She was running, and leading me. She ran effortlessly, like somebody without weight. "We'll go right to the village and see Carleth, my brother. We haven't much time. Maybe we're already too late, Ray Berton!"

As I ran, I wondered what had happened to the real LeStrang back on Earth, the Third Plane. Durach had gone through the Barrier and had taken LeStrang's place; he'd gotten away with it by using his extra-senses. By suggestion he could have made everyone else think he was LeStrang. And he could have gotten rid of LeStrang easily enough—For example by just willing him some place else, all at once. Say five thousand feet under the Earth's surface, or in the middle of the Atlantic, or out in space.

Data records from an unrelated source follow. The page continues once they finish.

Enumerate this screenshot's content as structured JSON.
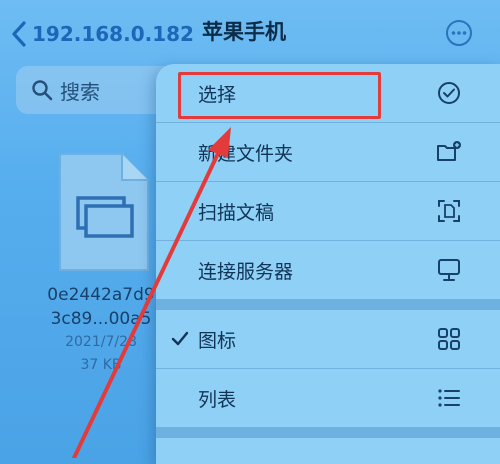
{
  "nav": {
    "back_label": "192.168.0.182",
    "title": "苹果手机"
  },
  "search": {
    "placeholder": "搜索"
  },
  "file": {
    "name_line1": "0e2442a7d9",
    "name_line2": "3c89...00a5",
    "date": "2021/7/28",
    "size": "37 KB"
  },
  "menu": {
    "items": [
      {
        "label": "选择",
        "icon": "checkmark-circle-icon"
      },
      {
        "label": "新建文件夹",
        "icon": "new-folder-icon"
      },
      {
        "label": "扫描文稿",
        "icon": "scan-document-icon"
      },
      {
        "label": "连接服务器",
        "icon": "monitor-icon"
      }
    ],
    "view_items": [
      {
        "label": "图标",
        "icon": "grid-icon",
        "checked": true
      },
      {
        "label": "列表",
        "icon": "list-icon",
        "checked": false
      }
    ]
  },
  "colors": {
    "highlight": "#e33b3b",
    "accent": "#1c67b7"
  }
}
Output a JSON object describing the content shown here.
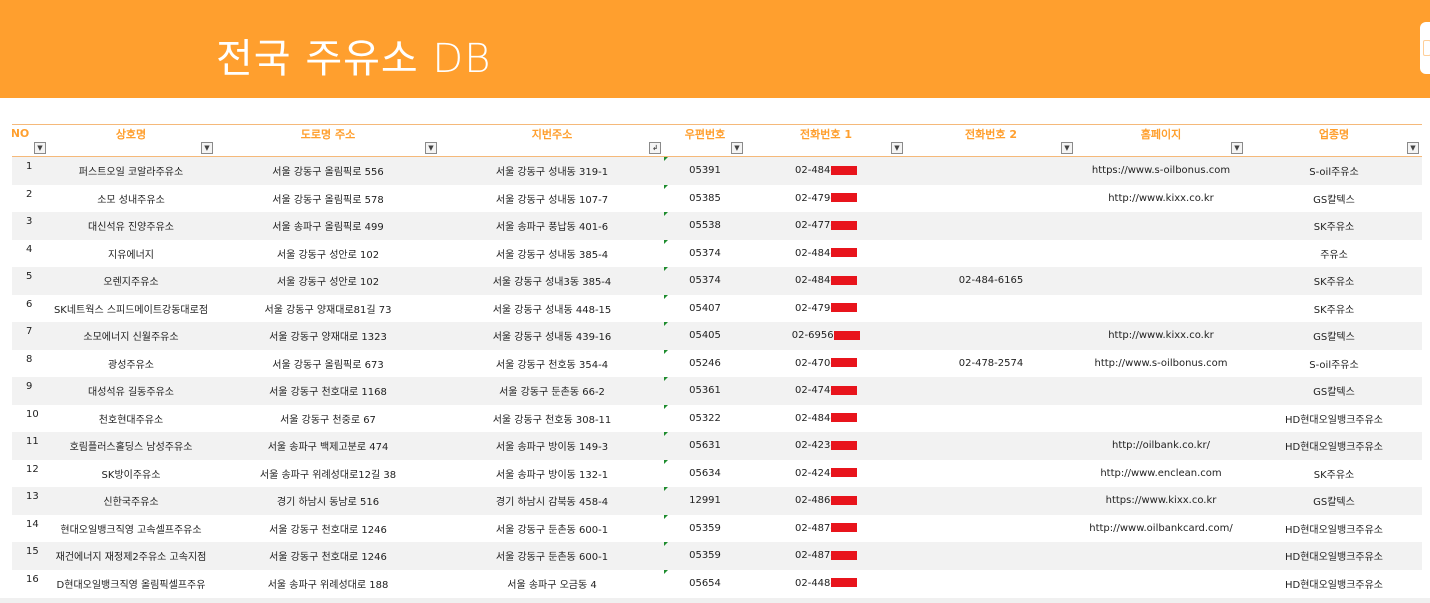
{
  "title": "전국 주유소 DB",
  "headers": [
    "NO",
    "상호명",
    "도로명 주소",
    "지번주소",
    "우편번호",
    "전화번호 1",
    "전화번호 2",
    "홈페이지",
    "업종명"
  ],
  "rows": [
    {
      "no": "1",
      "name": "퍼스트오일 코알라주유소",
      "road": "서울 강동구 올림픽로 556",
      "lot": "서울 강동구 성내동 319-1",
      "zip": "05391",
      "tel1": "02-484-",
      "tel2": "",
      "web": "https://www.s-oilbonus.com",
      "type": "S-oil주유소"
    },
    {
      "no": "2",
      "name": "소모 성내주유소",
      "road": "서울 강동구 올림픽로 578",
      "lot": "서울 강동구 성내동 107-7",
      "zip": "05385",
      "tel1": "02-479-",
      "tel2": "",
      "web": "http://www.kixx.co.kr",
      "type": "GS칼텍스"
    },
    {
      "no": "3",
      "name": "대신석유 진양주유소",
      "road": "서울 송파구 올림픽로 499",
      "lot": "서울 송파구 풍납동 401-6",
      "zip": "05538",
      "tel1": "02-477-",
      "tel2": "",
      "web": "",
      "type": "SK주유소"
    },
    {
      "no": "4",
      "name": "지유에너지",
      "road": "서울 강동구 성안로 102",
      "lot": "서울 강동구 성내동 385-4",
      "zip": "05374",
      "tel1": "02-484-",
      "tel2": "",
      "web": "",
      "type": "주유소"
    },
    {
      "no": "5",
      "name": "오렌지주유소",
      "road": "서울 강동구 성안로 102",
      "lot": "서울 강동구 성내3동 385-4",
      "zip": "05374",
      "tel1": "02-484-",
      "tel2": "02-484-6165",
      "web": "",
      "type": "SK주유소"
    },
    {
      "no": "6",
      "name": "SK네트웍스 스피드메이트강동대로점",
      "road": "서울 강동구 양재대로81길 73",
      "lot": "서울 강동구 성내동 448-15",
      "zip": "05407",
      "tel1": "02-479-",
      "tel2": "",
      "web": "",
      "type": "SK주유소"
    },
    {
      "no": "7",
      "name": "소모에너지 신월주유소",
      "road": "서울 강동구 양재대로 1323",
      "lot": "서울 강동구 성내동 439-16",
      "zip": "05405",
      "tel1": "02-6956-",
      "tel2": "",
      "web": "http://www.kixx.co.kr",
      "type": "GS칼텍스"
    },
    {
      "no": "8",
      "name": "광성주유소",
      "road": "서울 강동구 올림픽로 673",
      "lot": "서울 강동구 천호동 354-4",
      "zip": "05246",
      "tel1": "02-470-",
      "tel2": "02-478-2574",
      "web": "http://www.s-oilbonus.com",
      "type": "S-oil주유소"
    },
    {
      "no": "9",
      "name": "대성석유 길동주유소",
      "road": "서울 강동구 천호대로 1168",
      "lot": "서울 강동구 둔촌동 66-2",
      "zip": "05361",
      "tel1": "02-474-",
      "tel2": "",
      "web": "",
      "type": "GS칼텍스"
    },
    {
      "no": "10",
      "name": "천호현대주유소",
      "road": "서울 강동구 천중로 67",
      "lot": "서울 강동구 천호동 308-11",
      "zip": "05322",
      "tel1": "02-484-",
      "tel2": "",
      "web": "",
      "type": "HD현대오일뱅크주유소"
    },
    {
      "no": "11",
      "name": "호림플러스홀딩스 남성주유소",
      "road": "서울 송파구 백제고분로 474",
      "lot": "서울 송파구 방이동 149-3",
      "zip": "05631",
      "tel1": "02-423-",
      "tel2": "",
      "web": "http://oilbank.co.kr/",
      "type": "HD현대오일뱅크주유소"
    },
    {
      "no": "12",
      "name": "SK방이주유소",
      "road": "서울 송파구 위례성대로12길 38",
      "lot": "서울 송파구 방이동 132-1",
      "zip": "05634",
      "tel1": "02-424-",
      "tel2": "",
      "web": "http://www.enclean.com",
      "type": "SK주유소"
    },
    {
      "no": "13",
      "name": "신한국주유소",
      "road": "경기 하남시 동남로 516",
      "lot": "경기 하남시 감북동 458-4",
      "zip": "12991",
      "tel1": "02-486-",
      "tel2": "",
      "web": "https://www.kixx.co.kr",
      "type": "GS칼텍스"
    },
    {
      "no": "14",
      "name": "현대오일뱅크직영 고속셀프주유소",
      "road": "서울 강동구 천호대로 1246",
      "lot": "서울 강동구 둔촌동 600-1",
      "zip": "05359",
      "tel1": "02-487-",
      "tel2": "",
      "web": "http://www.oilbankcard.com/",
      "type": "HD현대오일뱅크주유소"
    },
    {
      "no": "15",
      "name": "재건에너지 재정제2주유소 고속지점",
      "road": "서울 강동구 천호대로 1246",
      "lot": "서울 강동구 둔촌동 600-1",
      "zip": "05359",
      "tel1": "02-487-",
      "tel2": "",
      "web": "",
      "type": "HD현대오일뱅크주유소"
    },
    {
      "no": "16",
      "name": "D현대오일뱅크직영 올림픽셀프주유",
      "road": "서울 송파구 위례성대로 188",
      "lot": "서울 송파구 오금동 4",
      "zip": "05654",
      "tel1": "02-448-",
      "tel2": "",
      "web": "",
      "type": "HD현대오일뱅크주유소"
    }
  ],
  "icons": {
    "filter": "dropdown-arrow-icon",
    "sorted": "sort-filter-icon"
  },
  "colors": {
    "banner": "#ff9f2e",
    "header_text": "#ff9f2e",
    "redaction": "#e8141c",
    "comment_marker": "#1e8c2e"
  }
}
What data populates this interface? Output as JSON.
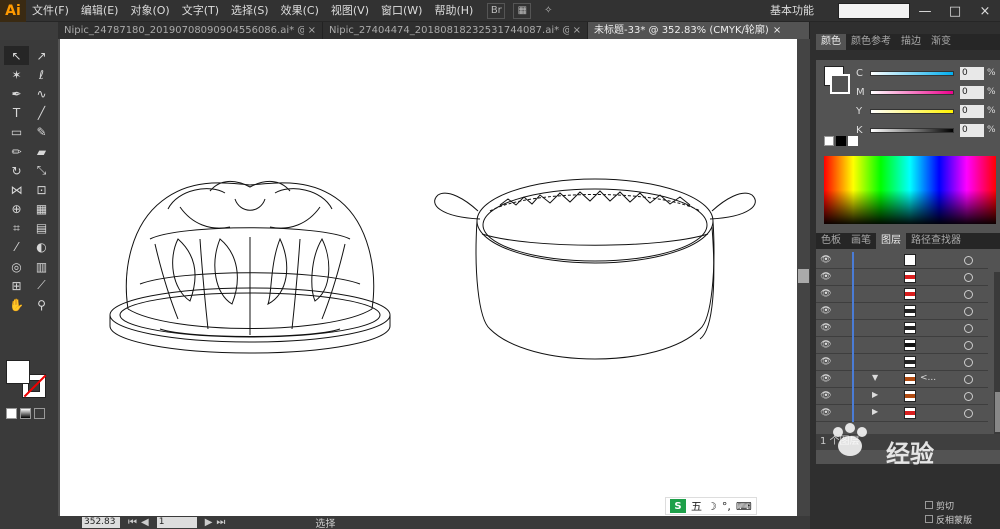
{
  "app": {
    "logo": "Ai",
    "workspace": "基本功能",
    "win_controls": [
      "—",
      "□",
      "×"
    ]
  },
  "menubar": {
    "items": [
      "文件(F)",
      "编辑(E)",
      "对象(O)",
      "文字(T)",
      "选择(S)",
      "效果(C)",
      "视图(V)",
      "窗口(W)",
      "帮助(H)"
    ]
  },
  "tabs": [
    {
      "label": "Nipic_24787180_20190708090904556086.ai* @ 24...",
      "close": "×",
      "active": false
    },
    {
      "label": "Nipic_27404474_20180818232531744087.ai* @ 15...",
      "close": "×",
      "active": false
    },
    {
      "label": "未标题-33* @ 352.83% (CMYK/轮廓)",
      "close": "×",
      "active": true
    }
  ],
  "tools": [
    {
      "icon": "selection-icon",
      "glyph": "↖"
    },
    {
      "icon": "direct-selection-icon",
      "glyph": "↗"
    },
    {
      "icon": "magic-wand-icon",
      "glyph": "✶"
    },
    {
      "icon": "lasso-icon",
      "glyph": "ℓ"
    },
    {
      "icon": "pen-icon",
      "glyph": "✒"
    },
    {
      "icon": "curvature-icon",
      "glyph": "∿"
    },
    {
      "icon": "type-icon",
      "glyph": "T"
    },
    {
      "icon": "line-icon",
      "glyph": "╱"
    },
    {
      "icon": "rectangle-icon",
      "glyph": "▭"
    },
    {
      "icon": "paintbrush-icon",
      "glyph": "✎"
    },
    {
      "icon": "pencil-icon",
      "glyph": "✏"
    },
    {
      "icon": "eraser-icon",
      "glyph": "▰"
    },
    {
      "icon": "rotate-icon",
      "glyph": "↻"
    },
    {
      "icon": "scale-icon",
      "glyph": "⤡"
    },
    {
      "icon": "width-icon",
      "glyph": "⋈"
    },
    {
      "icon": "free-transform-icon",
      "glyph": "⊡"
    },
    {
      "icon": "shape-builder-icon",
      "glyph": "⊕"
    },
    {
      "icon": "perspective-grid-icon",
      "glyph": "▦"
    },
    {
      "icon": "mesh-icon",
      "glyph": "⌗"
    },
    {
      "icon": "gradient-icon",
      "glyph": "▤"
    },
    {
      "icon": "eyedropper-icon",
      "glyph": "⁄"
    },
    {
      "icon": "blend-icon",
      "glyph": "◐"
    },
    {
      "icon": "symbol-sprayer-icon",
      "glyph": "◎"
    },
    {
      "icon": "column-graph-icon",
      "glyph": "▥"
    },
    {
      "icon": "artboard-icon",
      "glyph": "⊞"
    },
    {
      "icon": "slice-icon",
      "glyph": "⟋"
    },
    {
      "icon": "hand-icon",
      "glyph": "✋"
    },
    {
      "icon": "zoom-icon",
      "glyph": "⚲"
    }
  ],
  "statusbar": {
    "zoom": "352.83",
    "page": "1",
    "status": "选择",
    "nav_first": "⏮",
    "nav_prev": "◀",
    "nav_next": "▶",
    "nav_last": "⏭"
  },
  "color_panel": {
    "tabs": [
      "颜色",
      "颜色参考",
      "描边",
      "渐变"
    ],
    "channels": [
      {
        "label": "C",
        "value": "0",
        "unit": "%",
        "color": "#00aeef"
      },
      {
        "label": "M",
        "value": "0",
        "unit": "%",
        "color": "#ec008c"
      },
      {
        "label": "Y",
        "value": "0",
        "unit": "%",
        "color": "#fff200"
      },
      {
        "label": "K",
        "value": "0",
        "unit": "%",
        "color": "#000000"
      }
    ]
  },
  "layers_panel": {
    "tabs": [
      "色板",
      "画笔",
      "图层",
      "路径查找器"
    ],
    "rows": [
      {
        "thumb": "#ffffff",
        "expander": "",
        "name": ""
      },
      {
        "thumb": "#d81e1e",
        "expander": "",
        "name": ""
      },
      {
        "thumb": "#d81e1e",
        "expander": "",
        "name": ""
      },
      {
        "thumb": "#222222",
        "expander": "",
        "name": ""
      },
      {
        "thumb": "#222222",
        "expander": "",
        "name": ""
      },
      {
        "thumb": "#111111",
        "expander": "",
        "name": ""
      },
      {
        "thumb": "#222222",
        "expander": "",
        "name": ""
      },
      {
        "thumb": "#b04a10",
        "expander": "▼",
        "name": "<..."
      },
      {
        "thumb": "#b04a10",
        "expander": "▶",
        "name": ""
      },
      {
        "thumb": "#d81e1e",
        "expander": "▶",
        "name": ""
      }
    ],
    "footer": "1 个图层"
  },
  "ime": {
    "logo": "S",
    "text": "五",
    "moon": "☽",
    "punct": "°,",
    "keyboard": "⌨"
  },
  "watermark": "经验",
  "bottom_right": {
    "opt1": "剪切",
    "opt2": "反相蒙版"
  }
}
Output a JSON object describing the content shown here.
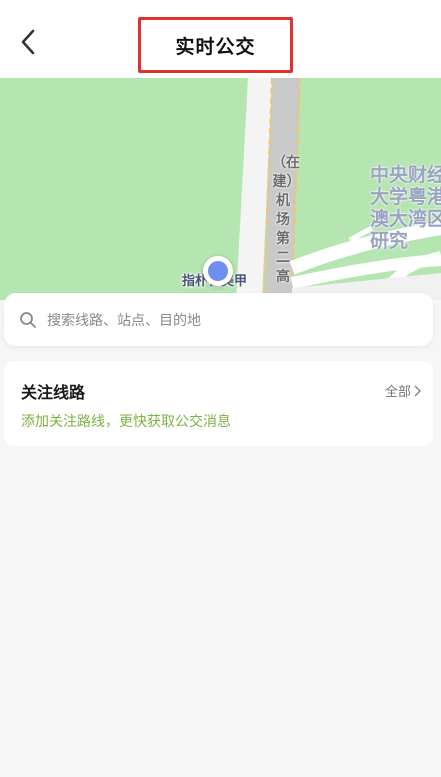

Then Durach had become LeStrang for a while, long enough to interview each of those Uranium Pile chiefs, and put them under his domination. He'd given them a hypnotic command, posthypnotic, for each to allow his Uranium Pile to reach critical mass upon a certain signal. I didn't know how he'd worked that—

Reeta led me down through an underground tubeway and into a big bubble. A warm soft light shone inside the bubble. Small cone buildings were built in a neat circle. In the center were gardens and fountains. People stared and whispered at me.

Reeta stopped, her face suddenly froze, and then turned slowly with sick eyes. Her fingers pressed her cheeks.

A wrenching scream stabbed through that garden. Still screaming and clutching her head, a woman came running crazily down a path through the center of the village. Faces of men, women and children came out of buildings, staring and flinching with sick pain.

The woman ran with her hands reaching out in front of her. Her neck was straining like a starving bird's. I felt Reeta's fingernails dig into my arm. The voice hit me like a spray of ice. "Another one! Another one to Durach and his freaks!"

The tortured woman's cries chopped at me. My ears hurt; my insides knotted. She was still screaming and running when she suddenly fell on her face. She lay there jerking and twitching among the smashed flowers. Other people were running toward her, tall, marvelously strong and light moving people. I thought of them as being like gods, maybe. The woman's body stopped moving as two men bent over her.

I could tell it wouldn't move again. It had that look.

"Dead," Reeta whispered. "They don't last long once Durach and his gadgets pierce our last protective neural defense bands. We've had no real defense. Even the last, or sith-threshold, is temporary. He's hit us with various degrees of destructive mental force, augmented by his gadgets. We've resisted each stage, but not the sith-threshold breaker. Durach's closing in fast now that he's weakened us. He wants full control of the Merger, so he can go back into the Third-Stage plane and destroy it."